User is unable to enable OTP

[zem]

In my mokey instance users can add OTP tokens but are unable to activate otp on their own, the log schows the following:

time="2021-08-08T16:00:14Z" level=error msg="failed to reset auth types to default" error="ipa: error 2100 - Insufficient access: Insufficient 'write' privilege to the 'ipaUserAuthType' attribute of entry 'uid=test,cn=users,cn=accounts,dc=example,dc=com'." user=test

Fun thing is that the straightforward solution of adding the permission to selfservice ipauserauthtype is working from within the freeipa portal. (means the user can log in to ipa.example.com and activate two factor there) but as soon as mokey tries to write that record it gets access denied.

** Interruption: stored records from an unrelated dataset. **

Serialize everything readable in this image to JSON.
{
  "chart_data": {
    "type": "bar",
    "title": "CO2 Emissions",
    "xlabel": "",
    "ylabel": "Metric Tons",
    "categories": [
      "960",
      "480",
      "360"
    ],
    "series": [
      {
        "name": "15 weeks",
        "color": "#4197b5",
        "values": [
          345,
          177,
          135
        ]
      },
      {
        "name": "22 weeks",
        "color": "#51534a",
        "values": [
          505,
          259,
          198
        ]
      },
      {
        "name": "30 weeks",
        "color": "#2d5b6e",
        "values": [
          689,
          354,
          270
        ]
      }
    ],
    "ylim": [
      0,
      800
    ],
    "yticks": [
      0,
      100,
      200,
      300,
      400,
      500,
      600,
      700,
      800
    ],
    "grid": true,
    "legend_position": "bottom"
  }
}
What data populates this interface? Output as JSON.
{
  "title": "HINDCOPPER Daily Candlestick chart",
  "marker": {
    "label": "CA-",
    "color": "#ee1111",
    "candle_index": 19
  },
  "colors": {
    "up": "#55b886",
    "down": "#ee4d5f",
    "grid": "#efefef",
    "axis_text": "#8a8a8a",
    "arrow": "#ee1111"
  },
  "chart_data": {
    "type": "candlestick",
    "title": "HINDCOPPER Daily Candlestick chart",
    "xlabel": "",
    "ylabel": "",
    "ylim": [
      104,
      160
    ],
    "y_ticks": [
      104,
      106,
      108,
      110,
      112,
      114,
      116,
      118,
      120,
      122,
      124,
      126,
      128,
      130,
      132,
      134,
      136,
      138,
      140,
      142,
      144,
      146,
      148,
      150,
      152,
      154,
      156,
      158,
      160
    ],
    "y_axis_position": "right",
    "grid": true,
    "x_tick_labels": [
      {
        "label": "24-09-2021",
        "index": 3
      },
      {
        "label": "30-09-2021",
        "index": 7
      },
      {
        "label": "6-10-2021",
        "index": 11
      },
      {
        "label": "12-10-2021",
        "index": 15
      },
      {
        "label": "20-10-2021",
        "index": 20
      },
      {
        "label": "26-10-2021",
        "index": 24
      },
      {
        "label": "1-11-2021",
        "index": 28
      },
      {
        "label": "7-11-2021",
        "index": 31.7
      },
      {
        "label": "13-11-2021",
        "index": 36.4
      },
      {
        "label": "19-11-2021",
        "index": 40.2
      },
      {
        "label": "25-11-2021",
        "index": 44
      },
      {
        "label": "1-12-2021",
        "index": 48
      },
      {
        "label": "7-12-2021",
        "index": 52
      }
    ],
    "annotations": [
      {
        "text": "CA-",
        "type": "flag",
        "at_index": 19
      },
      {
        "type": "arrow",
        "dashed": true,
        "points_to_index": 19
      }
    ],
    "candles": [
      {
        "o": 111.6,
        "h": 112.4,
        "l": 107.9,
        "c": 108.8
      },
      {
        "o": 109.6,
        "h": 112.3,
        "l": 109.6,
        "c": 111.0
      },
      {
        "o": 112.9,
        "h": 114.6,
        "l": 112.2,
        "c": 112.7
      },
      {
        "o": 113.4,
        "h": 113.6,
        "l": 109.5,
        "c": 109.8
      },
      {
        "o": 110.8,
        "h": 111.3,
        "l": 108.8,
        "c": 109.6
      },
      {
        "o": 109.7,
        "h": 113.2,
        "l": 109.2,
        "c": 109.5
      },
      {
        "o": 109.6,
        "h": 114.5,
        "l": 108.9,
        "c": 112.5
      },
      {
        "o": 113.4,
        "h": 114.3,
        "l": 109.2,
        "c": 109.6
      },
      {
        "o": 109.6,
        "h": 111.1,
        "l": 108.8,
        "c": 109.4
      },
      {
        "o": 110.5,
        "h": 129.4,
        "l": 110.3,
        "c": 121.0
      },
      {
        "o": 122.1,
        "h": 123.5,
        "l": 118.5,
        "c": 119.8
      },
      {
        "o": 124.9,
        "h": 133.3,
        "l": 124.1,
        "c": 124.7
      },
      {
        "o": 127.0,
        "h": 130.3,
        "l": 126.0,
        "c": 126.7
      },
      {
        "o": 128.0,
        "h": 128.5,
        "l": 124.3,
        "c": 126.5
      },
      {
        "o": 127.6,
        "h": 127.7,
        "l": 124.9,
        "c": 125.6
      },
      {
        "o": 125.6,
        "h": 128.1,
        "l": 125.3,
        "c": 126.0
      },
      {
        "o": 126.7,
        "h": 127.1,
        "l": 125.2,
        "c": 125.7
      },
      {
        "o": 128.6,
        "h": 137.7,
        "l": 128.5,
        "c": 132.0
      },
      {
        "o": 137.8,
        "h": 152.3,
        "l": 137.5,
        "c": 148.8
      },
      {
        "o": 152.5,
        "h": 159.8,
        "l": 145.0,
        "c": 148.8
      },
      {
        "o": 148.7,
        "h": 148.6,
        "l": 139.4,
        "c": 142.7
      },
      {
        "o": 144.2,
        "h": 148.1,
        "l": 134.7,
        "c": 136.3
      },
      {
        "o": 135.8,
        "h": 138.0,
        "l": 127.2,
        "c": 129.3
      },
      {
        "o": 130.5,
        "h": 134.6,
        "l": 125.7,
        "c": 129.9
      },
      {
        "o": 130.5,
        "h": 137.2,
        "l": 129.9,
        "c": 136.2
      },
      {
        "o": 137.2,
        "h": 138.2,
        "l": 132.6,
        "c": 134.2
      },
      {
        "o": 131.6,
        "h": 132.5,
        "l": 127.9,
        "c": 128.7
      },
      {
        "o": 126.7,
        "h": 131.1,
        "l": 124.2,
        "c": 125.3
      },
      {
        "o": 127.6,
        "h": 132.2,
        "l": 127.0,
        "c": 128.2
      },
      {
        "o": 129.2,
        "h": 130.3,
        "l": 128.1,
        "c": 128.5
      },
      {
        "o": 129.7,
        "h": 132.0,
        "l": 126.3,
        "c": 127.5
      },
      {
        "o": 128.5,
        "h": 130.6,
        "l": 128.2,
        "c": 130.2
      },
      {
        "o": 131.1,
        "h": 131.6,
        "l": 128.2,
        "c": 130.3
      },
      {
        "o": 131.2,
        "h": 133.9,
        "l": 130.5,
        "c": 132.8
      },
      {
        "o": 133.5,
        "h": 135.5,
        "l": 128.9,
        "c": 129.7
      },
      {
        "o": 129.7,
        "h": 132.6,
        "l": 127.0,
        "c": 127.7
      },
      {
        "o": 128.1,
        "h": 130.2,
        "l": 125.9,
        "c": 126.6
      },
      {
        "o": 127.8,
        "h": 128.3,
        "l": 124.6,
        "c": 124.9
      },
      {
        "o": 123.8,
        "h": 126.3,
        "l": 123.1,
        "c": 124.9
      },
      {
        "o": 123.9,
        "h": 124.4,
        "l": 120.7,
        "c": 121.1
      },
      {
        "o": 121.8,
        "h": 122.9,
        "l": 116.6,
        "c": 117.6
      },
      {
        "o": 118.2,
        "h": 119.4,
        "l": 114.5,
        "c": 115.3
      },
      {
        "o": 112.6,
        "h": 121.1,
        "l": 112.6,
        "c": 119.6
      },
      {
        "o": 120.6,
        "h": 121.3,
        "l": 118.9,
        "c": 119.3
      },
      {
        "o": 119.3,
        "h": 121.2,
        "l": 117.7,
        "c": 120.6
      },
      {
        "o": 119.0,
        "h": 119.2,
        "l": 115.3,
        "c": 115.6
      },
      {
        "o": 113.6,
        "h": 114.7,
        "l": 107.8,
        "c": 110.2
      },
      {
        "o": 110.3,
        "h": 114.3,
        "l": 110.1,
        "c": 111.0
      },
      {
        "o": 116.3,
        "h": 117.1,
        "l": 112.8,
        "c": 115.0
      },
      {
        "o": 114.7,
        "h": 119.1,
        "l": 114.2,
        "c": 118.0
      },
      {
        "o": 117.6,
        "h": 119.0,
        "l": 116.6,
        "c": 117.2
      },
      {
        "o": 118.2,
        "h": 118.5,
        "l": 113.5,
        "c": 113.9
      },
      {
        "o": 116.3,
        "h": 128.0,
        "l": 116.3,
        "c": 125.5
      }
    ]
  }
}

I am running mokey on centos7 connected to a freeipa running on centos8.

[zem]

I digged more into it:

The thing that failed me was that the change of ipauserauthtype is done by the mokeyapp user and not the currently logged in user.

To enable the mokeyapp user to change ipauserauthtype you need to add a Permission like the "System: Modify Users" of type User with Extra target filter:

(!(memberOf=cn=admins,cn=groups,cn=accounts,dc=conesphere,dc=cloud))

allowing to write the ipauserauthtype attribute.

That permission must then granted to the privilege "User Administrators" (which is the Privilege of the role Mokey User Manager)

[bleetube]

@zem Could provide a step by step process for how you resolved this? I'm facing the same issue and I don't quite understand your description of the solution here. Thanks!

[bleetube]

@aebruno can this be re-opened? Seems to be an outstanding issue. I'm assuming the solution is an additional step when setting up the mokeyapp ldap account. Once I understand the fix better, I'd be happy to work on a PR to update the README accordingly.

[aebruno]

@fosstube I re-opened the issue. Any help with docs in the README would be most welcome! I believe the solution to this is currently described in the the Install section:

Create a user account and role in FreeIPA with the "Modify users and Reset passwords" privilege. This user account will be used by the mokey application to reset users passwords. The "Modify Users" permission also needs to have the "ipauserauthtype" enabled.